I had some pretty ambitious fantasies growing up. Building a fortress, flying a spaceship, and getting bit by a radioactive spider, to name a few. All the cartoons, video games, and movies I enjoyed probably fueled those thoughts. If my younger self played Halo 4, he’d daydream about becoming a Master Chief-like Spartan.

That kind of thing doesn’t happen anymore, naturally. I still prefer unrealistic games, but I, like many other gamers who’ve grown older, have accepted that I’ll never be in a position remotely resembling that of a video game hero, nor do I want to be in one. Nowadays, my dreams are more simple and realistic. I want to travel to a few countries, stay in school as long as I can, and make lots of money writing about games (hah!).

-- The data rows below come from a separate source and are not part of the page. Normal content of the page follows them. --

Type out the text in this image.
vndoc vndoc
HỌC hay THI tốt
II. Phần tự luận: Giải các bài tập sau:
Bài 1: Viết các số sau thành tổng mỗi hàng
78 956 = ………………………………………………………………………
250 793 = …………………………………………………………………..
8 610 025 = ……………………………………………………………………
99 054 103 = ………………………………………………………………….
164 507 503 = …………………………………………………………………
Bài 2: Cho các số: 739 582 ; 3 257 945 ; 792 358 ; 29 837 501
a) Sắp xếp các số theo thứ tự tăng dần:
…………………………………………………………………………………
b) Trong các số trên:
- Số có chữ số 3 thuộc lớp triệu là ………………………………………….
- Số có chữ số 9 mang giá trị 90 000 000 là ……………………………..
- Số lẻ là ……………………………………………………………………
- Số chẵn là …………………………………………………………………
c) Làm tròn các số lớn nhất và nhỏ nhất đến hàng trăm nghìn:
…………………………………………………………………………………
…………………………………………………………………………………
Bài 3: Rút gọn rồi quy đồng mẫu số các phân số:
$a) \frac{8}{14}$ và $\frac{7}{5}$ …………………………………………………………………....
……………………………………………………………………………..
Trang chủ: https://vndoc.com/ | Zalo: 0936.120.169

But Forza Horizon makes me conjure up fantasies. It’s probably because the title is fairly grounded in reality. No aliens, nukes, or evil villains, just some fast vehicles and gorgeous environments. Unlike other racers, Horizon doesn’t demand that you enter a race to cruise around. You don’t have to avoid police, crash into other vehicles, or even win head-to-head matchups. You don’t play as some badass street racer either. He’s just some quiet guy in jeans and a t-shirt. I pretty much cosplay him every day.


Who would’ve thought the game that captures my imagination would revolve around something as mundane as cars?

Perhaps part of my reaction to Horizon has to do with what’s going on in my life. Last year, I moved back to New York. And that meant selling my car, which just so happens to be the one I drive in the game: the 2002 Honda Integra Type-R, released in the U.S. as the Acura RSX.

Forza Horizon 2

I can take it through a conveniently unpopulated city and push all its aftermarket enhancements to their limit. If that gets boring, I can spend time making custom decals or taking pictures of it in the game’s photo mode. Forza Horizon lets me relive memories with my old ride.

Except the one I owned didn’t have a single aftermarket part installed. The check-engine light was always on. The paint wasn’t shiny anymore. The front bumper had an unsightly dent. The RSX wasn’t even a Type-S, the American premium model. It didn’t look like the one in the image above. Instead, it looked like this:

Acura RSX

Games with realistic settings and goals can enable older players to dream because their worlds aren’t too much different from ours. I don’t have a nice car, but it’s not too difficult for me to get one. I can buy another RSX in my area for about $10,000. I know this because after playing Forza Horizon for a week, I went ahead and searched several classifieds listings to see if any were available.

Horizon captures a different kind of dream, the attainable one we always bounce around in our minds but for any number of reasons we can’t or won’t pursue. Whether it’s a creative endeavor, a career move, or just a car purchase, we all have dreams that are just a few steps away from fruition. Games that share our world can reignite those fantasies, maybe to the point that we dare chase after them.

And Forza Horizon has me thinking that it might be time to start realizing some of mine.